From a board perspective, the following are the salient themes from the research report:

  • Customers are more empowered which makes it difficult for businesses to control the environment in which their brands operate.
  • Businesses are not only up against their direct competitors, but are competing with the last best experience their customers encounter.
  • Brands need to stand behind great values – not empty words or promises but values that really connect with customers and what they experience.
  • During the pandemic, customers have been drawn to brands which are local, and which offer superior and personalised customer service.
  • Digital is a top business priority and eCommerce has hit a critical tipping point.
  • Customers are proving to be more elusive in their media habits, which makes targeting them through marketing campaigns more challenging.
  • Measuring marketing effectiveness needs to focus more on outcomes and not so-called “vanity metrics”.
  • Despite the explosion in marketing data and tools, there are often deficits in knowledge and insights on the part of marketers and their agencies.
  • There is a need to strike the correct balance in assigning marketing spend to long-term brand building and short-term, tactical campaigns (which is considered to be misaligned).
  • Governance of certain types of marketing activity is flawed and gaps in transparency and accountability within the marketing ecosystem, which can create risks for businesses.

I am delighted to make a copy of The Paradox Report available to IoD Ireland members.

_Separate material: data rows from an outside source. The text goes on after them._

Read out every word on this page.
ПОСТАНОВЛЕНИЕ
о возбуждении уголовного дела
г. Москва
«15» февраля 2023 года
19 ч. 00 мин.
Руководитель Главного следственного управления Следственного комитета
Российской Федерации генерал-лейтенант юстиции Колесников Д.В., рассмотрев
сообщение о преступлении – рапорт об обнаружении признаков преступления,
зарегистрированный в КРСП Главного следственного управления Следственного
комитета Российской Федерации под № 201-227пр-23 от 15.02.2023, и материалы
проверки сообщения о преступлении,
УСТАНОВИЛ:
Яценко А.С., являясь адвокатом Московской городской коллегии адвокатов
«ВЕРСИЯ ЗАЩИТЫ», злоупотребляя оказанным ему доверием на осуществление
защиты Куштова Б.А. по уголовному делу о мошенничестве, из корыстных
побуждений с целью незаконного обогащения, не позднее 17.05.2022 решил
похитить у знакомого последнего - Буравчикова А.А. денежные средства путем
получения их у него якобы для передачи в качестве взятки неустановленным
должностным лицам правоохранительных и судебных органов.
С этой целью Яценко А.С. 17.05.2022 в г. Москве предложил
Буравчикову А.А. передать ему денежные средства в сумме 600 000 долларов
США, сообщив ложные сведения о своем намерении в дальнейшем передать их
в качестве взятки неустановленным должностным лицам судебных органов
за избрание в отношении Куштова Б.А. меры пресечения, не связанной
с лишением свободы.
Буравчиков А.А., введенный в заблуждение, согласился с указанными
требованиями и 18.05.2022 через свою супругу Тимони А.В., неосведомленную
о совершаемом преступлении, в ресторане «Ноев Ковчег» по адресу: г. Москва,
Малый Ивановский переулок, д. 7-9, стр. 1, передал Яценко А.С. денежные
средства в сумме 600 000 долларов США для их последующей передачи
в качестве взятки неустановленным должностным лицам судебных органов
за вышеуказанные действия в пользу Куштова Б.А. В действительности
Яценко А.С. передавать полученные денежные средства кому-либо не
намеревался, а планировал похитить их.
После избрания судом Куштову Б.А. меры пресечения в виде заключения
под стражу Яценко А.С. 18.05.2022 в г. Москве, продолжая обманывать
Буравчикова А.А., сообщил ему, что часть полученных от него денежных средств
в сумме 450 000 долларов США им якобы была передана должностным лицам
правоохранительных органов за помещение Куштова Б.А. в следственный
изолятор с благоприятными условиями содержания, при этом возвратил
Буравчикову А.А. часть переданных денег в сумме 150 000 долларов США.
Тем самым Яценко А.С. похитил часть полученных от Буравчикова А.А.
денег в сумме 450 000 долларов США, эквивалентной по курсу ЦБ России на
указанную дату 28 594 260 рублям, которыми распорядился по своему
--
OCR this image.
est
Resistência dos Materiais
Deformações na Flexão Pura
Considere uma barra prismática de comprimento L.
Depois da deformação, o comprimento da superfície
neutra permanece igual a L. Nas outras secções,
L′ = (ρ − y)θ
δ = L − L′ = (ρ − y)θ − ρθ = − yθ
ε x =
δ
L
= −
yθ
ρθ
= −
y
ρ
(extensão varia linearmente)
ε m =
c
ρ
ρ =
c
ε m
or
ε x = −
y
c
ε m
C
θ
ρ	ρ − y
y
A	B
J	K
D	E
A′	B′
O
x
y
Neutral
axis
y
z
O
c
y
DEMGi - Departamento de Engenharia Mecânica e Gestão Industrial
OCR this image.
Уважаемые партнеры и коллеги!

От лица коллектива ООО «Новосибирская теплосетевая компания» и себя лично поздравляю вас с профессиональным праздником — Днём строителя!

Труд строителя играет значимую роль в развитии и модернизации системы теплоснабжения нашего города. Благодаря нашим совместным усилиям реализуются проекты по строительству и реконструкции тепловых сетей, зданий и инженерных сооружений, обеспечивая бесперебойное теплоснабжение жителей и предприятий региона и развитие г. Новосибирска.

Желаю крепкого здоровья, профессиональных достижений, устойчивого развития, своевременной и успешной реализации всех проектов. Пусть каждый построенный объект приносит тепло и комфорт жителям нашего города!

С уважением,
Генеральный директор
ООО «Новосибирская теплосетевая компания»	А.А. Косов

The report can be downloaded at the bottom of this page.

The How.  Six Recommendations for Boards

There is a compelling case for the customer needing a stronger voice in the boardroom.

  1. Rebalance board business. Consider if the correct balance is being struck at board meetings and away days between compliance and strategy informed by customer and market insights.
  2. Review board composition. Ask if your board has the requisite skills to really understand customer trends, pose the challenging questions and provide oversight of marketing, eCommerce and digital activity that form part of business strategy. Don’t assume that digital and marketing are separate disciplines as they are inter-connected. 
  3. Embrace new models. Consider establishing a strategy committee or changing the terms of reference of an existing committee to cover customer and marketing themes. If there are skills gaps, then consider appointing advisers or creating an advisory panel. The latter approach has been used successfully by some boards and has involved young, digital natives who are either existing or prospective customers giving perspectives on their needs, current or prospective products which feeds into board deliberations and decisions, often through a committee.
  4. Collaborate with the Executive. Work with the relevant individual – the Chief Marketing Officer, most likely – to consider and then agree on how the board should engage with and oversee marketing strategy. Jointly agree the type of papers and the data required for board meetings.
  5. Set the right KPIs. Ensure that the KPIs are being tracked in the board pack, particularly the metrics around marketing effectiveness.  Avoid data overload.  Recognise that marketing analytics are an imperfect science.
  6. Directly engage with customers where possible. Often some of the best insights for individual board members happen casually – a chance meeting, an observation of a customer engagement or a discussion with a staff member with a customer-facing role.